Would it still be worth it if your vote for Jill Stein put Donald Trump in the White House? To Clinton supporters the answer is of course an unequivocal NO. They argue Mr. Trump is not only spectacularly unfit for the presidency but even dangerous. That he would not just ‘build The Wall’ but also deport eleven million illegal immigrants, wreck the economy, make entire ethnic minorities feel like it is 1950 again and maybe even start a nuclear war.

 

Now, a good part of this is classic fear mongering, propaganda designed to get your vote. Donald Trump may be many things, but he is not a mad man who is going to blow up the world—and implying otherwise is, frankly, a bit cheap.

 

But it would be bad. A trade war with China and Mexico, a costly ground war in Syria, strained diplomatic relations with countries around the globe and stepped up anti-Mexican and islamophobic rhetoric, it would all be on the table.

 

So yes, make no mistake about it, voting for Jill Stein to send a clear message to the Democratic Party could bring four years of bad policies, racist rhetoric and addresses to the nation that move effortlessly from insulting Rosie O’Donnell and bragging about how hot Ivanka Trump is, to boasting the first finished mile of the Great Trump Wall, while en passant advertising Trump steaks, Trump resorts and Trump mouth water.

 

Alternatively, you could buy into Hillary Clinton’s narrative that she may not subscribe to the progressive direction you want the Democratic Party to move in, but at least she is not Donald Trump.

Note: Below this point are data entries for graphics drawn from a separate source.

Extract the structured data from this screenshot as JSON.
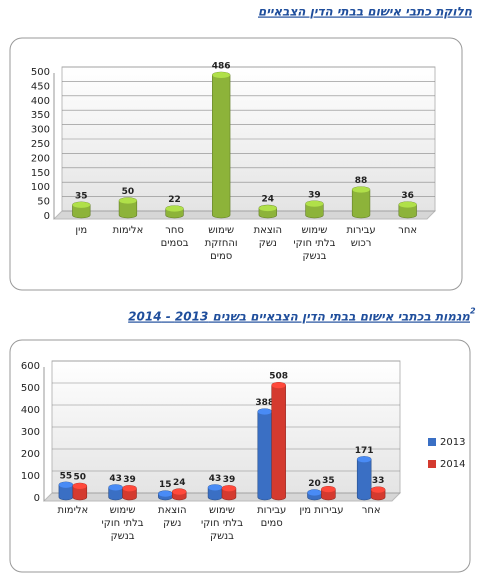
{
  "chart_data": [
    {
      "type": "bar",
      "title": "חלוקת כתבי אישום בבתי הדין הצבאיים",
      "categories": [
        "מין",
        "אלימות",
        "סחר בסמים",
        "שימוש והחזקת סמים",
        "הוצאת נשק",
        "שימוש בלתי חוקי בנשק",
        "עבירות רכוש",
        "אחר"
      ],
      "values": [
        35,
        50,
        22,
        486,
        24,
        39,
        88,
        36
      ],
      "color": "#8db33a",
      "ylim": [
        0,
        500
      ],
      "yticks": [
        0,
        50,
        100,
        150,
        200,
        250,
        300,
        350,
        400,
        450,
        500
      ],
      "grid": true
    },
    {
      "type": "bar",
      "title": "מגמות בכתבי אישום בבתי הדין הצבאיים בשנים 2013 - 2014",
      "title_footnote": "2",
      "categories": [
        "אלימות",
        "שימוש בלתי חוקי בנשק",
        "הוצאת נשק",
        "שימוש בלתי חוקי בנשק",
        "עבירות סמים",
        "עבירות מין",
        "אחר"
      ],
      "series": [
        {
          "name": "2013",
          "color": "#3a6fc4",
          "values": [
            55,
            43,
            15,
            43,
            388,
            20,
            171
          ]
        },
        {
          "name": "2014",
          "color": "#d43a2f",
          "values": [
            50,
            39,
            24,
            39,
            508,
            35,
            33
          ]
        }
      ],
      "ylim": [
        0,
        600
      ],
      "yticks": [
        0,
        100,
        200,
        300,
        400,
        500,
        600
      ],
      "grid": true,
      "legend": "right"
    }
  ]
}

This is true. Just as it is true that if you allow yourself to be used like this every four years—threatened with doom and gloom on the one hand and pandered with hollow promises that never pan out on the other—the Democratic Party will never move in your direction. Realism is the enemy of change.

 

As Jefferson famously wrote when discussing Shays’ rebellion of 1786-87, an event that helped make the case for political reform at the Constitutional Convention:

 

“…what country can preserve it’s [sic] liberties if their rulers are not warned from time to time that their people preserve the spirit of resistance? (…) the tree of liberty must be refreshed from time to time with the blood of patriots and tyrants. It is it’s natural manure.”

 

If you always vote for the lesser of two evils instead of voting your conscience, then that is exactly what you will end up with every single time. A lesser evil.